Andrew Dunstan pushed:

- Unpack jbvBinary objects passed to pushJsonbValue pushJsonbValue was
accepting jbvBinary objects passed as WJB_ELEM or WJB_VALUE data.
While this succeeded, when those objects were later encountered in
attempting to convert the result to Jsonb, errors occurred. With
this change we ghuarantee that a JSonbValue constructed from calls
to pushJsonbValue does not contain any jbvBinary objects. This
cures a problem observed with jsonb_delete. This means callers of
pushJsonbValue no longer need to perform this unpacking themselves.
A subsequent patch will perform some cleanup in that area. The
error was not triggered by any 9.4 code, but this is a publicly
visible routine, and so the error could be exercised by third party
code, therefore backpatch to 9.4. Bug report from Peter Geoghegan,
fix by me.
http://git.postgresql.org/pg/commitdiff/5302760a50332a684e35b9865ff47ff5fd4970c2

Bruce Momjian pushed:

- Improve pgindent instructions regarding Perl backup files
http://git.postgresql.org/pg/commitdiff/58affdfb88a7705df477f0cfc0710bf638ccd3e9

- Update typedef file in preparation for pgindent run
http://git.postgresql.org/pg/commitdiff/225892552bd3052982d2b97b749e5945ea71facc

- pgindent run for 9.5
http://git.postgresql.org/pg/commitdiff/807b9e0dff663c5da875af7907a5106c0ff90673

== Rejected Patches (for now) ==

No one was disappointed this week :-)

== Pending Patches ==

Álvaro Herrera sent in another revision of a patch to fix some
infelicities with MultiXact in recovery.

Uriy Zhuravlev sent in a patch to implement ALTER OPERATOR.

John Gorman sent in a patch to preserve errno across errmsg() calls.

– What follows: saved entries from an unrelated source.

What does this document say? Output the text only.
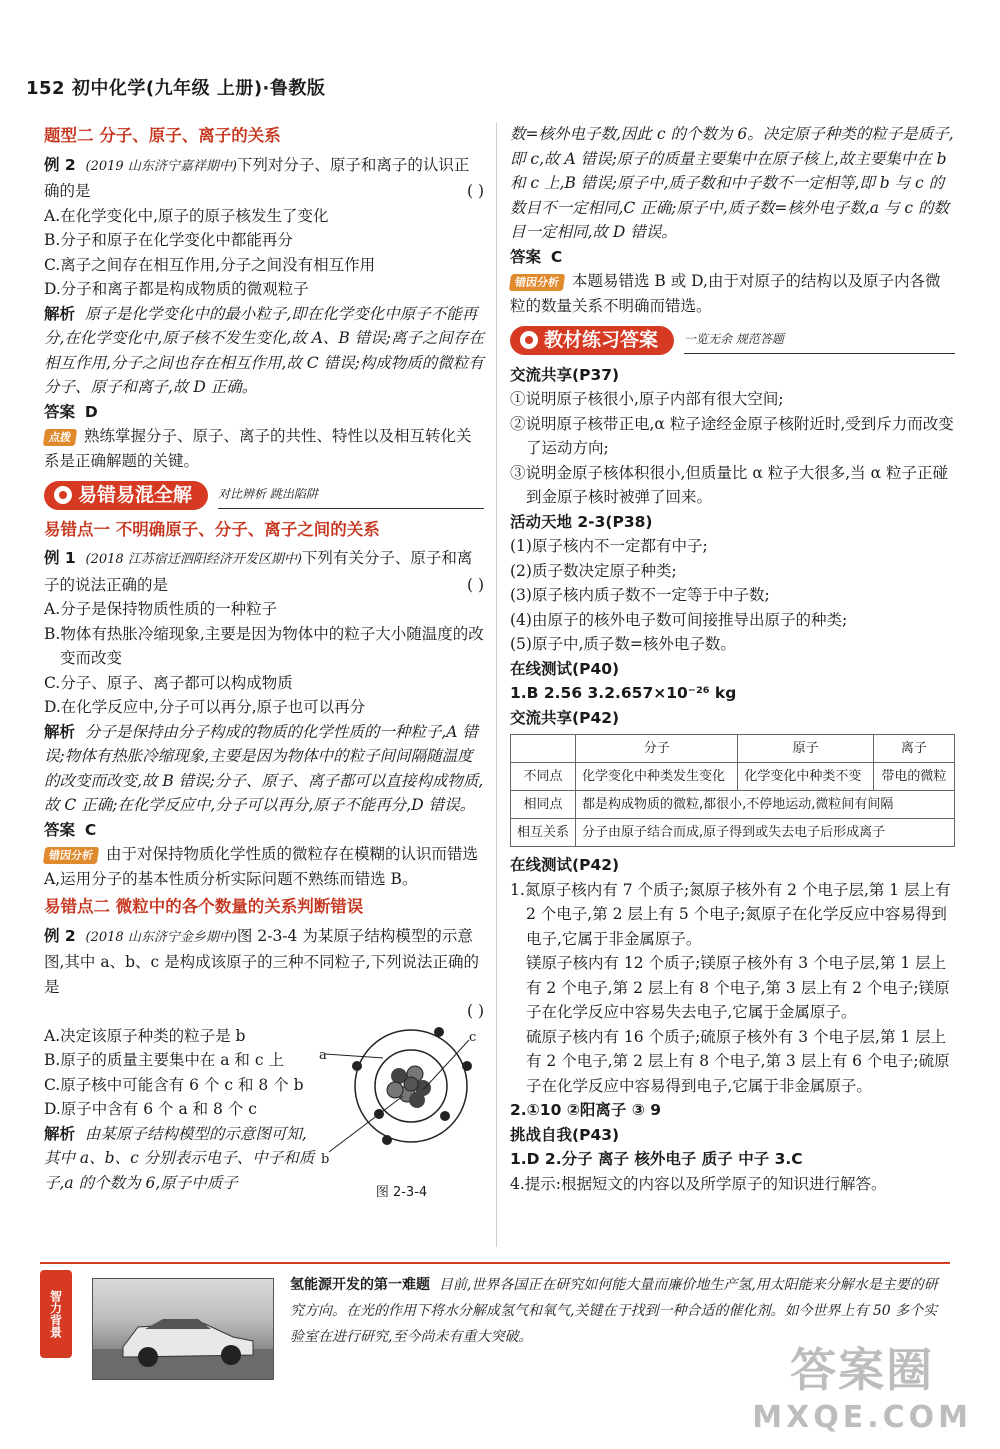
152 初中化学(九年级 上册)·鲁教版

题型二 分子、原子、离子的关系

例 2 (2019 山东济宁嘉祥期中)下列对分子、原子和离子的认识正确的是	( )

A.在化学变化中,原子的原子核发生了变化

B.分子和原子在化学变化中都能再分

C.离子之间存在相互作用,分子之间没有相互作用

D.分子和离子都是构成物质的微观粒子

解析 原子是化学变化中的最小粒子,即在化学变化中原子不能再分,在化学变化中,原子核不发生变化,故 A、B 错误;离子之间存在相互作用,分子之间也存在相互作用,故 C 错误;构成物质的微粒有分子、原子和离子,故 D 正确。

答案 D

点拨 熟练掌握分子、原子、离子的共性、特性以及相互转化关系是正确解题的关键。

易错易混全解 对比辨析 跳出陷阱

易错点一 不明确原子、分子、离子之间的关系

例 1 (2018 江苏宿迁泗阳经济开发区期中)下列有关分子、原子和离子的说法正确的是	( )

A.分子是保持物质性质的一种粒子

B.物体有热胀冷缩现象,主要是因为物体中的粒子大小随温度的改变而改变

C.分子、原子、离子都可以构成物质

D.在化学反应中,分子可以再分,原子也可以再分

解析 分子是保持由分子构成的物质的化学性质的一种粒子,A 错误;物体有热胀冷缩现象,主要是因为物体中的粒子间间隔随温度的改变而改变,故 B 错误;分子、原子、离子都可以直接构成物质,故 C 正确;在化学反应中,分子可以再分,原子不能再分,D 错误。

答案 C

错因分析 由于对保持物质化学性质的微粒存在模糊的认识而错选 A,运用分子的基本性质分析实际问题不熟练而错选 B。

易错点二 微粒中的各个数量的关系判断错误

例 2 (2018 山东济宁金乡期中)图 2-3-4 为某原子结构模型的示意图,其中 a、b、c 是构成该原子的三种不同粒子,下列说法正确的是

( )

A.决定该原子种类的粒子是 b

B.原子的质量主要集中在 a 和 c 上

C.原子核中可能含有 6 个 c 和 8 个 b

D.原子中含有 6 个 a 和 8 个 c

解析 由某原子结构模型的示意图可知,其中 a、b、c 分别表示电子、中子和质子,a 的个数为 6,原子中质子

a
b
c
图 2-3-4

数=核外电子数,因此 c 的个数为 6。决定原子种类的粒子是质子,即 c,故 A 错误;原子的质量主要集中在原子核上,故主要集中在 b 和 c 上,B 错误;原子中,质子数和中子数不一定相等,即 b 与 c 的数目不一定相同,C 正确;原子中,质子数=核外电子数,a 与 c 的数目一定相同,故 D 错误。

答案 C

错因分析 本题易错选 B 或 D,由于对原子的结构以及原子内各微粒的数量关系不明确而错选。

教材练习答案 一览无余 规范答题

交流共享(P37)

①说明原子核很小,原子内部有很大空间;

②说明原子核带正电,α 粒子途经金原子核附近时,受到斥力而改变了运动方向;

③说明金原子核体积很小,但质量比 α 粒子大很多,当 α 粒子正碰到金原子核时被弹了回来。

活动天地 2-3(P38)

(1)原子核内不一定都有中子;

(2)质子数决定原子种类;

(3)原子核内质子数不一定等于中子数;

(4)由原子的核外电子数可间接推导出原子的种类;

(5)原子中,质子数=核外电子数。

在线测试(P40)

1.B 2.56 3.2.657×10⁻²⁶ kg

交流共享(P42)

	分子	原子	离子
不同点	化学变化中种类发生变化	化学变化中种类不变	带电的微粒
相同点	都是构成物质的微粒,都很小,不停地运动,微粒间有间隔		
相互关系	分子由原子结合而成,原子得到或失去电子后形成离子		

在线测试(P42)

1.氮原子核内有 7 个质子;氮原子核外有 2 个电子层,第 1 层上有 2 个电子,第 2 层上有 5 个电子;氮原子在化学反应中容易得到电子,它属于非金属原子。

镁原子核内有 12 个质子;镁原子核外有 3 个电子层,第 1 层上有 2 个电子,第 2 层上有 8 个电子,第 3 层上有 2 个电子;镁原子在化学反应中容易失去电子,它属于金属原子。

硫原子核内有 16 个质子;硫原子核外有 3 个电子层,第 1 层上有 2 个电子,第 2 层上有 8 个电子,第 3 层上有 6 个电子;硫原子在化学反应中容易得到电子,它属于非金属原子。

2.①10 ②阳离子 ③ 9

挑战自我(P43)

1.D 2.分子 离子 核外电子 质子 中子 3.C

4.提示:根据短文的内容以及所学原子的知识进行解答。

智力背景
氢能源开发的第一难题 目前,世界各国正在研究如何能大量而廉价地生产氢,用太阳能来分解水是主要的研究方向。在光的作用下将水分解成氢气和氧气,关键在于找到一种合适的催化剂。如今世界上有 50 多个实验室在进行研究,至今尚未有重大突破。
答案圈
MXQE.COM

Joshua Drake sent in a doc patch for backups.

Jim Nasby sent in another revision of a patch to add an optional
parameter to the pg_*_backend functions which allows skipping the
backend making the call.

Jeff Janes sent in a patch to fix max WAL size in recovery.

Alexander Shulgin sent in a patch to generalize the JSON-producing
functions in utils/adt/json.c and to provide a set of callbacks which
can be overridden the same way that is already provided for parsing
JSON.

Andrew Gierth sent in a patch to change the type of GROUPING() from
int4 to int8.

Robert Haas sent in another revision of a patch to allow assessing
parallel safety.

Alexander Shulgin sent in another revision of a patch to add a
--strict-include parameter to pg_dump.

Andrew Dunstan sent in a patch to rename jsonb_replace to jsonb_set
with a boolean create_missing flag that defaults to false.

Amit Kapila sent in another revision of a patch to implement parallel
seq scan.

Pavel Stehule sent in a patch to allow SET ROLE TO to tab-complete in
psql, just as SET ROLE now does.

Fabrízio de Royes Mello sent in a patch to fix some spacing in the
ALTER TABLE documentation.

CharSyam sent in a patch to change magic constants to DEFINE value for
readability.

Noah Misch sent in a patch to fix some tar name issues.

Fabien COELHO sent in another revision of a patch to extend pgbench
expressions with functions.

Petr Korobeinikov sent in another revision of a patch to add support
for \ev viewname and \sv viewname to psql.